Bezogen auf den 7. Oktober wurde sichtbar, dass auch israelbezogener Antisemitismus an vielen Stellen auf Verschwörungsnarrative zurückgreift, was zunehmend gängige Verharmlosungen dieser Variante des Judenhasses unterläuft. In Berlin stand lange neben dem Jüdischen Museum auf einem Altglas-Container geschrieben: "Hamas = Mossad".

Hat nicht die Smartphonisierung der Gesellschaft tatsächlich all das verschlimmert? Es wirkt, als würden sich viele auf der Straße oder in der U-Bahn verängstigt und unsicher hinter ihren Smartphones verstecken, um nicht einmal aus dem Augenwinkel ihre verstörende und verunsichernde Umwelt wahrnehmen zu müssen. Ohne Kulturpessimist à la Neil Postman zu sein, aber ist das nicht ein Anzeichen völlig gestörter und zurückentwickelter sozialer Interaktionsfähigkeit, die dann letztlich dazu führt, dass sich Leute fantasielos, aber gewaltvoll irgendwelche Verschwörungsfantasien in der digitalen Welt zusammenreimen anstatt inspirierende und sozial bereichernde Fantasie interaktiv in die analoge Welt gleich neben ihnen einzubringen?
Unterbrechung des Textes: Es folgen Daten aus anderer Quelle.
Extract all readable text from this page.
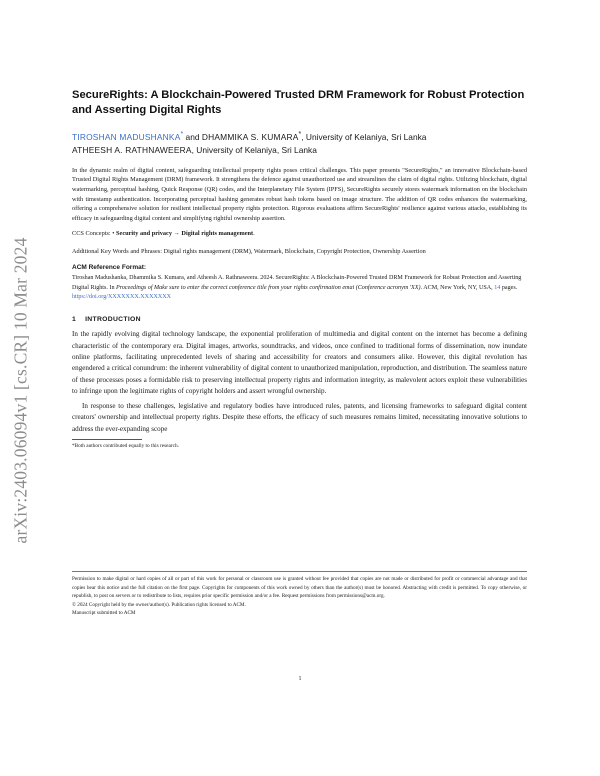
arXiv:2403.06094v1 [cs.CR] 10 Mar 2024
SecureRights: A Blockchain-Powered Trusted DRM Framework for Robust Protection and Asserting Digital Rights
TIROSHAN MADUSHANKA* and DHAMMIKA S. KUMARA*, University of Kelaniya, Sri Lanka
ATHEESH A. RATHNAWEERA, University of Kelaniya, Sri Lanka

In the dynamic realm of digital content, safeguarding intellectual property rights poses critical challenges. This paper presents "SecureRights," an innovative Blockchain-based Trusted Digital Rights Management (DRM) framework. It strengthens the defence against unauthorized use and streamlines the claim of digital rights. Utilizing blockchain, digital watermarking, perceptual hashing, Quick Response (QR) codes, and the Interplanetary File System (IPFS), SecureRights securely stores watermark information on the blockchain with timestamp authentication. Incorporating perceptual hashing generates robust hash tokens based on image structure. The addition of QR codes enhances the watermarking, offering a comprehensive solution for resilient intellectual property rights protection. Rigorous evaluations affirm SecureRights' resilience against various attacks, establishing its efficacy in safeguarding digital content and simplifying rightful ownership assertion.

CCS Concepts: • Security and privacy → Digital rights management.

Additional Key Words and Phrases: Digital rights management (DRM), Watermark, Blockchain, Copyright Protection, Ownership Assertion

ACM Reference Format:

Tiroshan Madushanka, Dhammika S. Kumara, and Atheesh A. Rathnaweera. 2024. SecureRights: A Blockchain-Powered Trusted DRM Framework for Robust Protection and Asserting Digital Rights. In Proceedings of Make sure to enter the correct conference title from your rights confirmation emai (Conference acronym 'XX). ACM, New York, NY, USA, 14 pages. https://doi.org/XXXXXXX.XXXXXXX

1 INTRODUCTION

In the rapidly evolving digital technology landscape, the exponential proliferation of multimedia and digital content on the internet has become a defining characteristic of the contemporary era. Digital images, artworks, soundtracks, and videos, once confined to traditional forms of dissemination, now inundate online platforms, facilitating unprecedented levels of sharing and accessibility for creators and consumers alike. However, this digital revolution has engendered a critical conundrum: the inherent vulnerability of digital content to unauthorized manipulation, reproduction, and distribution. The seamless nature of these processes poses a formidable risk to preserving intellectual property rights and information integrity, as malevolent actors exploit these vulnerabilities to infringe upon the legitimate rights of copyright holders and assert wrongful ownership.

In response to these challenges, legislative and regulatory bodies have introduced rules, patents, and licensing frameworks to safeguard digital content creators' ownership and intellectual property rights. Despite these efforts, the efficacy of such measures remains limited, necessitating innovative solutions to address the ever-expanding scope

*Both authors contributed equally to this research.

Permission to make digital or hard copies of all or part of this work for personal or classroom use is granted without fee provided that copies are not made or distributed for profit or commercial advantage and that copies bear this notice and the full citation on the first page. Copyrights for components of this work owned by others than the author(s) must be honored. Abstracting with credit is permitted. To copy otherwise, or republish, to post on servers or to redistribute to lists, requires prior specific permission and/or a fee. Request permissions from permissions@acm.org.

© 2024 Copyright held by the owner/author(s). Publication rights licensed to ACM.

Manuscript submitted to ACM

1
Sicher bestimmen Smartphones unser Leben wie nie, und das verändert auch, wie Menschen im Alltag einander begegnen. Die Interaktion findet in den Sozialen Medien statt und nicht im S-Bahn-Abteil, in dem man gerade sitzt. Dass das der Grund für mehr Verschwörungsfantasien ist, glaube ich aber nicht. Die gehörten schon immer zu krisenhaften Zeiten, weil sie einfache Antworten in schweren Zeiten versprechen. Wir sollten uns sehr genau Social-Media-Dynamiken ansehen, um zu begreifen, wie der virale Antisemitismus funktioniert und auf die Straße übersetzt wird. Und ja wir sollten auch ein Plädoyer halten für mehr gelingende soziale Beziehungen, für ein solidarisches Miteinander, für Nicht-Arbeit und Müßiggang.